11. Well-known traps to avoid

  1. Once in a while, someone reports that after a system reboot, the haproxy
  2. service wasn't started, and that once they start it by hand it works. Most
  3. often, these people are running a clustered IP address mechanism such as
  4. keepalived, to assign the service IP address to the master node only, and while
  5. it used to work when they used to bind haproxy to address 0.0.0.0, it stopped
  6. working after they bound it to the virtual IP address. What happens here is
  7. that when the service starts, the virtual IP address is not yet owned by the
  8. local node, so when HAProxy wants to bind to it, the system rejects this
  9. because it is not a local IP address. The fix doesn't consist in delaying the
  10. haproxy service startup (since it wouldn't stand a restart), but instead to
  11. properly configure the system to allow binding to non-local addresses.
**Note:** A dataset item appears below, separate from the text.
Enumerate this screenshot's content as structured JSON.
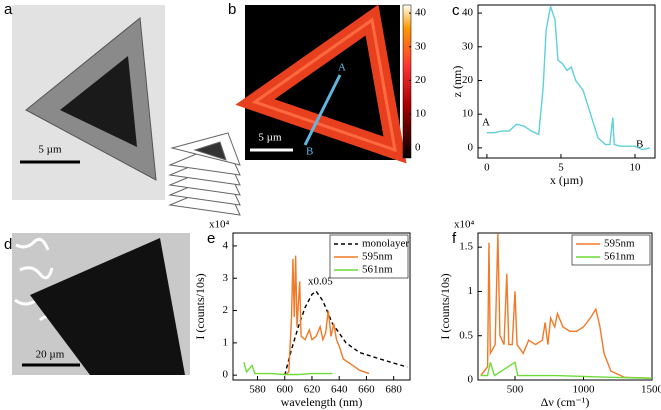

This is
  12. easily done on Linux by setting the net.ipv4.ip_nonlocal_bind sysctl to 1. This
  13. is also needed in order to transparently intercept the IP traffic that passes
  14. through HAProxy for a specific target address.
  15.  
  16. Multi-process configurations involving source port ranges may apparently seem
  17. to work but they will cause some random failures under high loads because more
  18. than one process may try to use the same source port to connect to the same
  19. server, which is not possible. The system will report an error and a retry will
  20. happen, picking another port. A high value in the "retries" parameter may hide
  21. the effect to a certain extent but this also comes with increased CPU usage and
  22. processing time. Logs will also report a certain number of retries. For this
  23. reason, port ranges should be avoided in multi-process configurations.
  24.  
  25. Since HAProxy uses SO_REUSEPORT and supports having multiple independent
  26. processes bound to the same IP:port, during troubleshooting it can happen that
  27. an old process was not stopped before a new one was started. This provides
  28. absurd test results which tend to indicate that any change to the configuration
  29. is ignored. The reason is that in fact even the new process is restarted with a
  30. new configuration, the old one also gets some incoming connections and
  31. processes them, returning unexpected results. When in doubt, just stop the new
  32. process and try again. If it still works, it very likely means that an old
  33. process remains alive and has to be stopped. Linux's "netstat -lntp" is of good
  34. help here.
  35.  
  36. When adding entries to an ACL from the command line (eg: when blacklisting a
  37. source address), it is important to keep in mind that these entries are not
  38. synchronized to the file and that if someone reloads the configuration, these
  39. updates will be lost. While this is often the desired effect (for blacklisting)
  40. it may not necessarily match expectations when the change was made as a fix for
  41. a problem. See the "add acl" action of the CLI interface.